A member of the forensics team emerged from Alli’s room holding a plastic evidence bag with something in it. Approaching one of the Metro detectives, he handed over the bag and whispered in the detective’s ear, before disappearing back inside the room.

The Metro detective cocked his head. “Interesting you should say that now.”

Alli turned on him, her cheeks aflame. “What the hell does that mean?”

He held up the bag. “This bottle contains traces of Rohypnol. Roofies in common street parlance, the date-rape drug. It was found under your bed.”

“What?”

“You deny it’s yours?”

“Of course I deny it.”

“So it’s your claim that you didn’t drug your roommate?”

“What the what? Why on earth would I?”

“Please keep your voices down,” Commander Fellows interrupted.

“Ms. Carson,” the detective said in a steely voice, “I must insist you come with us now.”

She looked around. “Just let me find my cell phone.”

“The academy is in lockdown. You know the rules.” The commander gestured to the doorway. “This way, Ms. Carson.”
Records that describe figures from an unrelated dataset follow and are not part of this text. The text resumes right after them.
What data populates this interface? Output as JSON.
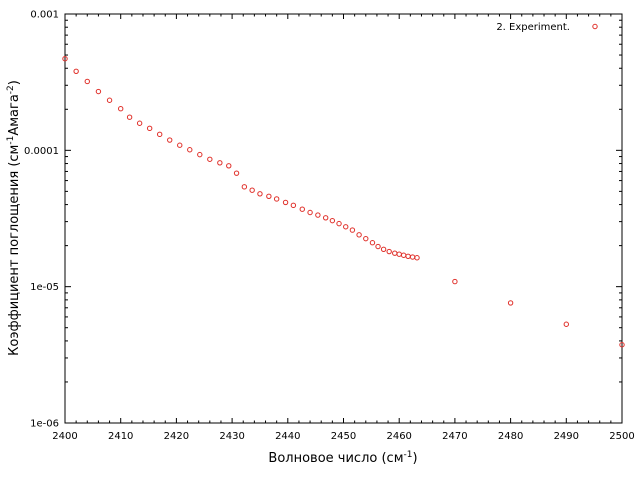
{
  "chart_data": {
    "type": "scatter",
    "xlabel": "Волновое число (см",
    "xlabel_sup": "-1",
    "xlabel_tail": ")",
    "ylabel": "Коэффициент поглощения (см",
    "ylabel_sup1": "-1",
    "ylabel_mid": "Амага",
    "ylabel_sup2": "-2",
    "ylabel_tail": ")",
    "xlim": [
      2400,
      2500
    ],
    "ylim": [
      1e-06,
      0.001
    ],
    "y_scale": "log",
    "x_ticks": [
      "2400",
      "2410",
      "2420",
      "2430",
      "2440",
      "2450",
      "2460",
      "2470",
      "2480",
      "2490",
      "2500"
    ],
    "y_ticks": [
      "1e-06",
      "1e-05",
      "0.0001",
      "0.001"
    ],
    "legend_position": "top-right",
    "marker_color": "#e0302a",
    "series": [
      {
        "name": "2. Experiment.",
        "x": [
          2400,
          2402,
          2404,
          2406,
          2408,
          2410,
          2411.6,
          2413.4,
          2415.2,
          2417,
          2418.8,
          2420.6,
          2422.4,
          2424.2,
          2426,
          2427.8,
          2429.4,
          2430.8,
          2432.2,
          2433.6,
          2435,
          2436.6,
          2438,
          2439.6,
          2441,
          2442.6,
          2444,
          2445.4,
          2446.8,
          2448,
          2449.2,
          2450.4,
          2451.6,
          2452.8,
          2454,
          2455.2,
          2456.2,
          2457.2,
          2458.2,
          2459.2,
          2460,
          2460.8,
          2461.6,
          2462.4,
          2463.2,
          2470,
          2480,
          2490,
          2500
        ],
        "y": [
          0.00047,
          0.00038,
          0.00032,
          0.00027,
          0.000233,
          0.000202,
          0.000175,
          0.000158,
          0.000145,
          0.000131,
          0.000119,
          0.000109,
          0.000101,
          9.3e-05,
          8.6e-05,
          8.1e-05,
          7.7e-05,
          6.8e-05,
          5.4e-05,
          5.1e-05,
          4.8e-05,
          4.6e-05,
          4.4e-05,
          4.15e-05,
          3.95e-05,
          3.7e-05,
          3.5e-05,
          3.35e-05,
          3.2e-05,
          3.05e-05,
          2.9e-05,
          2.75e-05,
          2.6e-05,
          2.4e-05,
          2.25e-05,
          2.1e-05,
          1.97e-05,
          1.88e-05,
          1.81e-05,
          1.76e-05,
          1.73e-05,
          1.7e-05,
          1.67e-05,
          1.65e-05,
          1.63e-05,
          1.09e-05,
          7.6e-06,
          5.3e-06,
          3.75e-06
        ]
      }
    ]
  }
}
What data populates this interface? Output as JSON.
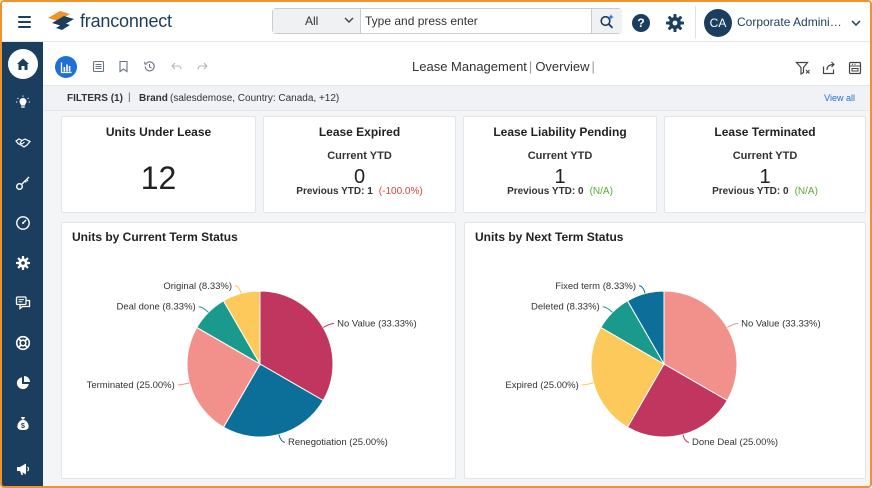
{
  "topbar": {
    "logo_text_bold": "fran",
    "logo_text_thin": "connect",
    "search_scope": "All",
    "search_placeholder": "Type and press enter",
    "help_label": "?",
    "avatar_initials": "CA",
    "user_name": "Corporate Administr..."
  },
  "sidebar": {
    "items": [
      {
        "icon": "home-icon",
        "active": true
      },
      {
        "icon": "lightbulb-icon",
        "active": false
      },
      {
        "icon": "handshake-icon",
        "active": false
      },
      {
        "icon": "key-icon",
        "active": false
      },
      {
        "icon": "gauge-icon",
        "active": false
      },
      {
        "icon": "gear-icon",
        "active": false
      },
      {
        "icon": "chat-icon",
        "active": false
      },
      {
        "icon": "lifebuoy-icon",
        "active": false
      },
      {
        "icon": "pie-icon",
        "active": false
      },
      {
        "icon": "money-bag-icon",
        "active": false
      },
      {
        "icon": "megaphone-icon",
        "active": false
      }
    ]
  },
  "toolbar": {
    "title_main": "Lease Management",
    "title_sep": "|",
    "title_sub": "Overview",
    "title_trail": "|"
  },
  "filters": {
    "label": "FILTERS (1)",
    "separator": "|",
    "brand_label": "Brand",
    "brand_value": "(salesdemose, Country: Canada, +12)",
    "view_all": "View all"
  },
  "kpis": {
    "units_under_lease": {
      "title": "Units Under Lease",
      "value": "12"
    },
    "lease_expired": {
      "title": "Lease Expired",
      "sub": "Current YTD",
      "value": "0",
      "prev_label": "Previous YTD: 1",
      "change": "(-100.0%)"
    },
    "lease_liability": {
      "title": "Lease Liability Pending",
      "sub": "Current YTD",
      "value": "1",
      "prev_label": "Previous YTD: 0",
      "change": "(N/A)"
    },
    "lease_terminated": {
      "title": "Lease Terminated",
      "sub": "Current YTD",
      "value": "1",
      "prev_label": "Previous YTD: 0",
      "change": "(N/A)"
    }
  },
  "colors": {
    "brand_navy": "#1b3d5e",
    "accent_blue": "#1f6fd6",
    "negative": "#d9443d",
    "neutral_green": "#5aa83a"
  },
  "chart_data": [
    {
      "type": "pie",
      "title": "Units by Current Term Status",
      "series": [
        {
          "name": "No Value",
          "value": 33.33,
          "label": "No Value (33.33%)",
          "color": "#c0365f"
        },
        {
          "name": "Renegotiation",
          "value": 25.0,
          "label": "Renegotiation (25.00%)",
          "color": "#0b6f99"
        },
        {
          "name": "Terminated",
          "value": 25.0,
          "label": "Terminated (25.00%)",
          "color": "#f2918c"
        },
        {
          "name": "Deal done",
          "value": 8.33,
          "label": "Deal done (8.33%)",
          "color": "#1a9a8c"
        },
        {
          "name": "Original",
          "value": 8.33,
          "label": "Original (8.33%)",
          "color": "#fdc95b"
        }
      ]
    },
    {
      "type": "pie",
      "title": "Units by Next Term Status",
      "series": [
        {
          "name": "No Value",
          "value": 33.33,
          "label": "No Value (33.33%)",
          "color": "#f2918c"
        },
        {
          "name": "Done Deal",
          "value": 25.0,
          "label": "Done Deal (25.00%)",
          "color": "#c0365f"
        },
        {
          "name": "Expired",
          "value": 25.0,
          "label": "Expired (25.00%)",
          "color": "#fdc95b"
        },
        {
          "name": "Deleted",
          "value": 8.33,
          "label": "Deleted (8.33%)",
          "color": "#1a9a8c"
        },
        {
          "name": "Fixed term",
          "value": 8.33,
          "label": "Fixed term (8.33%)",
          "color": "#0b6f99"
        }
      ]
    }
  ]
}
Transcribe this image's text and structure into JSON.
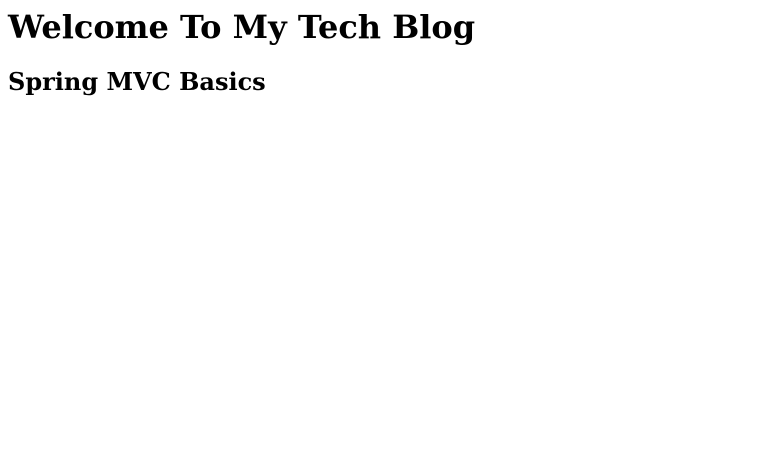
{
  "page": {
    "heading": "Welcome To My Tech Blog",
    "subheading": "Spring MVC Basics"
  }
}
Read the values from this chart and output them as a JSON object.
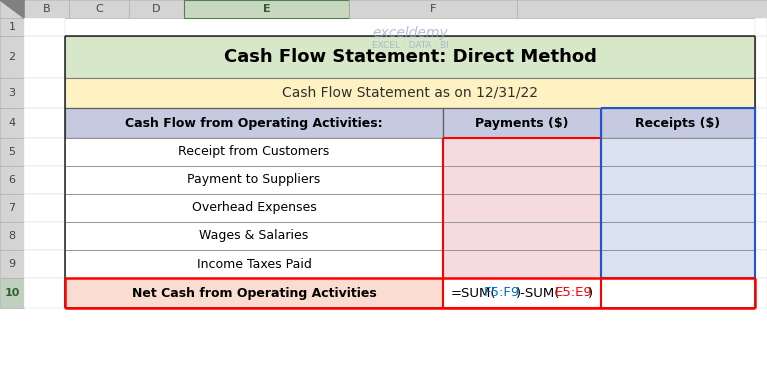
{
  "title": "Cash Flow Statement: Direct Method",
  "subtitle": "Cash Flow Statement as on 12/31/22",
  "col_header": [
    "Cash Flow from Operating Activities:",
    "Payments ($)",
    "Receipts ($)"
  ],
  "rows": [
    "Receipt from Customers",
    "Payment to Suppliers",
    "Overhead Expenses",
    "Wages & Salaries",
    "Income Taxes Paid"
  ],
  "last_row_label": "Net Cash from Operating Activities",
  "formula_colored_parts": [
    {
      "text": "=SUM(",
      "color": "#000000"
    },
    {
      "text": "F5:F9",
      "color": "#0070C0"
    },
    {
      "text": ")-SUM(",
      "color": "#000000"
    },
    {
      "text": "E5:E9",
      "color": "#FF0000"
    },
    {
      "text": ")",
      "color": "#000000"
    }
  ],
  "colors": {
    "title_bg": "#D6E8C8",
    "subtitle_bg": "#FFF2C2",
    "header_bg": "#C5CAE0",
    "data_row_payments_bg": "#F5DAE0",
    "data_row_receipts_bg": "#D8E2F0",
    "last_row_label_bg": "#FADDD0",
    "last_row_formula_bg": "#FFFFFF",
    "red_border": "#FF0000",
    "blue_border": "#2255CC",
    "excel_header_bg": "#D4D4D4",
    "excel_col_E_bg": "#C8D8C0",
    "excel_row10_bg": "#C0D0C0",
    "watermark_color": "#9BAAC8"
  },
  "figsize": [
    7.67,
    3.77
  ],
  "dpi": 100
}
She knew better than to argue further with Fellows. He ran Fearington like an Army boot camp, and talking back would only get her into deeper trouble. Fearington was one of only a couple of elite academies that fed the government secret services. Like its brethren in other regions of the country, Fearington was a closely guarded secret. Its cadets were the cream of the crop, exhaustively vetted and tested before being chosen to fill its ranks. The courses were rigorous, both physically and intellectually. It had taken all of Jack’s skills to get Alli accepted into the examination phase; following Jack’s intensive tutelage, she had done the rest. But from the very first day, she had been acutely aware of the fact that she didn’t fit the traditional Fearington mold.

As she was marched down the hallway and out onto the grounds, she wondered dazedly why she was in trouble. Her legs were shaking and the core of her felt cold. Nevertheless, she had no choice but to take her first step into the nightmare.